Existem diversas políticas públicas direcionadas ao desenvolvimento de produtores familiares. O Programa Nacional de Fortalecimento da Agricultura Familiar (Pronaf) é destaque, oferecendo crédito para financiamento da produção de pequenos agricultores.

Todavia, Chagas aponta que, embora projetos relacionados à agricultura familiar tenham crescido na última década, ainda não existe uma avaliação rigorosa dos resultados. Ele denuncia a falta de uma padronização dos dados, que permita a avaliação dos impactos de cada programa. “Hoje, não sabemos ao certo quanto gastamos, e muito menos quais os resultados de tais gastos”.

Moruzzi concede que as políticas já existentes são medidas pertinentes da ação pública, mas deveriam ser acompanhadas por intervenções estruturais, como a reforma agrária.

Para evitar os danos da limitação de recursos públicos, Chagas sugere a atração de agentes privados. “O financiamento ainda é muito dependente de bancos estatais. Seria importante envolver bancos privados ou mesmo instituições financeiras locais.” Ele sugere que o acesso à inovação seja garantido pelo Estado, com políticas de subsídios com prazos de validade, vigentes até que a família supere sua condição adversa.

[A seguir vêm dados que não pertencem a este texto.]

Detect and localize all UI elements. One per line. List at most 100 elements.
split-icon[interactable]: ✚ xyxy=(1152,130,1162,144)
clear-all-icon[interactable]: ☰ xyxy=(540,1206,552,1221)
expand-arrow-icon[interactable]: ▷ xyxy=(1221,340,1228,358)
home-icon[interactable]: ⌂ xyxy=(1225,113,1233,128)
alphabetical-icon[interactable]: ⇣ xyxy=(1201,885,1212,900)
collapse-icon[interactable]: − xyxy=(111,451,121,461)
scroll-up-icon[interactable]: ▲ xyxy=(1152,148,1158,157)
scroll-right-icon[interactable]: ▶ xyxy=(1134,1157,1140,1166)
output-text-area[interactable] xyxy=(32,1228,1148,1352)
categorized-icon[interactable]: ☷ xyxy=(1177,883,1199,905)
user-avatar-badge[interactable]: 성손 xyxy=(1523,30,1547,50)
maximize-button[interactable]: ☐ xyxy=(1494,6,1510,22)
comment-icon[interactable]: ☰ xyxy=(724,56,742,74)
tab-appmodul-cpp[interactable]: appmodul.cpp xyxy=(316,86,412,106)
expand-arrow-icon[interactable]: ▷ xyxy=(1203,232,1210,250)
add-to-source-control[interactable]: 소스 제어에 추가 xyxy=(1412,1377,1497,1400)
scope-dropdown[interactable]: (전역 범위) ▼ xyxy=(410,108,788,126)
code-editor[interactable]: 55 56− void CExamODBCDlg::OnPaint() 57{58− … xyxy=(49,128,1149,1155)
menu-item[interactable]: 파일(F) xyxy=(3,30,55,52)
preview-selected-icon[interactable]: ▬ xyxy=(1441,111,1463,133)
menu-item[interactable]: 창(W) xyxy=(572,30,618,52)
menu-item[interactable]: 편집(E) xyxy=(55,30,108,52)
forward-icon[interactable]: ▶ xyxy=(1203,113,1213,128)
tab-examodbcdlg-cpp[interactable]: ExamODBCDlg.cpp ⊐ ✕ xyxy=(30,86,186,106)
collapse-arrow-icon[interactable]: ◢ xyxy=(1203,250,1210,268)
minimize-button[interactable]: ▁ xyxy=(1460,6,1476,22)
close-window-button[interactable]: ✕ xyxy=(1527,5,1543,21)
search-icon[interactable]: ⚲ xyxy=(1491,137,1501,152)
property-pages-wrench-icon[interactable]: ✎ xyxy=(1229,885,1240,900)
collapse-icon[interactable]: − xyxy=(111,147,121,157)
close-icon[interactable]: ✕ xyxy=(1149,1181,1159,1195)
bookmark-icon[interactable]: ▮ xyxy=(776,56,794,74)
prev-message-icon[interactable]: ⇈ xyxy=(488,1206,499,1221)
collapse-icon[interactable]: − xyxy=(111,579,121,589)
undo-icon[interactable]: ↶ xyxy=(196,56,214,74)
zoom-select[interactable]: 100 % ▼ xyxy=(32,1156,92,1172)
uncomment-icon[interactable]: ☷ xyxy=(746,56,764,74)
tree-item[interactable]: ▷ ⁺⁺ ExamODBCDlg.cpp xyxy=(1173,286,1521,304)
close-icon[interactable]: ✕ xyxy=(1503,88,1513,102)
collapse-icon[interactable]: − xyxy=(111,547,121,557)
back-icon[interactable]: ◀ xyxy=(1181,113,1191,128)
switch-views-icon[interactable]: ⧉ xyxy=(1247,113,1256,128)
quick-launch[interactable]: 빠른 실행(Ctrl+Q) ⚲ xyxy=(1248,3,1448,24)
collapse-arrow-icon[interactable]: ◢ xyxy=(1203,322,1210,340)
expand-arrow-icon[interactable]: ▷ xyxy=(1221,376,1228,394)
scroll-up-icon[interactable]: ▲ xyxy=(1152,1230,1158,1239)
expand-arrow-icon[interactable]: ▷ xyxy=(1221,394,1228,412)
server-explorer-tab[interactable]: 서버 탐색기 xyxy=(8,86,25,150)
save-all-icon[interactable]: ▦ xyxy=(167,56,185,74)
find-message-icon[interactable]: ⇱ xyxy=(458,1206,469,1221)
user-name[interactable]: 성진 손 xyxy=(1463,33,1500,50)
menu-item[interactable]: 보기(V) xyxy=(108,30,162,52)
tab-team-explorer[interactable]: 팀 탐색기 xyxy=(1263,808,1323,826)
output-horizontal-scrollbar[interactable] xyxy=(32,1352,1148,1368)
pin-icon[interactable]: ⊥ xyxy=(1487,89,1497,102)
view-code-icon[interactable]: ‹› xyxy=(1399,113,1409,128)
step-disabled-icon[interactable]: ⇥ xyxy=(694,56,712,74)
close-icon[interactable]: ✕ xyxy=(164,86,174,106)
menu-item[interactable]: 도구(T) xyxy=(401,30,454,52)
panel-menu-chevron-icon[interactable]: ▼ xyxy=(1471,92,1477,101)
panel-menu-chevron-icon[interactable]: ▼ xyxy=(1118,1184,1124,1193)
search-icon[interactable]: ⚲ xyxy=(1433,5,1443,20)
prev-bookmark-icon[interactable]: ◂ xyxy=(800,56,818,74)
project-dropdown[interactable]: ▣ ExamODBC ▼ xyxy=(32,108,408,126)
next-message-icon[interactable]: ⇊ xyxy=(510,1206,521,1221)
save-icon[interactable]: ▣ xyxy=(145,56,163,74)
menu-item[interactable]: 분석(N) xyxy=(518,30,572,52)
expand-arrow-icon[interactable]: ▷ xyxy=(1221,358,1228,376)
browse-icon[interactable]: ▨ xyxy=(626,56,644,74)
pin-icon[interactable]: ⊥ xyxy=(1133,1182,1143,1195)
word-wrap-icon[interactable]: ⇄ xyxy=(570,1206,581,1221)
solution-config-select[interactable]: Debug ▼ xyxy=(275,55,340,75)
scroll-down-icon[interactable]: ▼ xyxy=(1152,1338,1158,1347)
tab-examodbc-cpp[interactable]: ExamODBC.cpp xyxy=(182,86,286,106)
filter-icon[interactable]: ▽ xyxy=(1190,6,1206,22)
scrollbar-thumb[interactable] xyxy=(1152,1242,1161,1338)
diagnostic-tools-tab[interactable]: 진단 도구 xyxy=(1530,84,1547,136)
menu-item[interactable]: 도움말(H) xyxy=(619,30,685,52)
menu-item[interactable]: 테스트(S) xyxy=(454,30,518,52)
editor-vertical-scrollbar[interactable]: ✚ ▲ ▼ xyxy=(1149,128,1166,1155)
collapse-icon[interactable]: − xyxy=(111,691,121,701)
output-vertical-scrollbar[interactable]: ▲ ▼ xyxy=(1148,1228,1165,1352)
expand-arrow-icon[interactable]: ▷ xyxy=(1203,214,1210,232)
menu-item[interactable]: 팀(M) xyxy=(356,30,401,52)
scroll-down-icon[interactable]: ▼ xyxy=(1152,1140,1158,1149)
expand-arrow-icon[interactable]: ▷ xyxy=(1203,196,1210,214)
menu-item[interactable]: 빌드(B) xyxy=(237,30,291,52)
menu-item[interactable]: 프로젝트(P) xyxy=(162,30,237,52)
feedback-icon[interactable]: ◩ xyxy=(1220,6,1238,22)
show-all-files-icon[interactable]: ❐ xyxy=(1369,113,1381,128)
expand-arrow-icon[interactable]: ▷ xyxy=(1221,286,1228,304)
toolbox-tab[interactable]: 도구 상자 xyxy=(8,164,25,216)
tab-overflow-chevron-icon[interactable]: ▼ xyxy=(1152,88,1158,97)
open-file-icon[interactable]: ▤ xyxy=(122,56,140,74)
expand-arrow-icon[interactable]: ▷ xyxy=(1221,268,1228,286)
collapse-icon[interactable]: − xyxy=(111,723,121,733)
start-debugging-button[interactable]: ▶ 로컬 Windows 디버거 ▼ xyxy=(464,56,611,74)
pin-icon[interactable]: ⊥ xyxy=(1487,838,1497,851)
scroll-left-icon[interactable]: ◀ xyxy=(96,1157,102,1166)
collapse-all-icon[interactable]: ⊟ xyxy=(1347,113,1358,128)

“Considera-se o desenvolvimento sustentável não apenas como mudança tecnológica, mas um processo de mudança social, baseado na construção coletiva de conhecimento”, conclui Xavier. Essa modernização e desenvolvimento requerem atuação conjunta de pesquisa, ensino e governo, numa relação construtiva com cada produtor, moldada à sua própria realidade.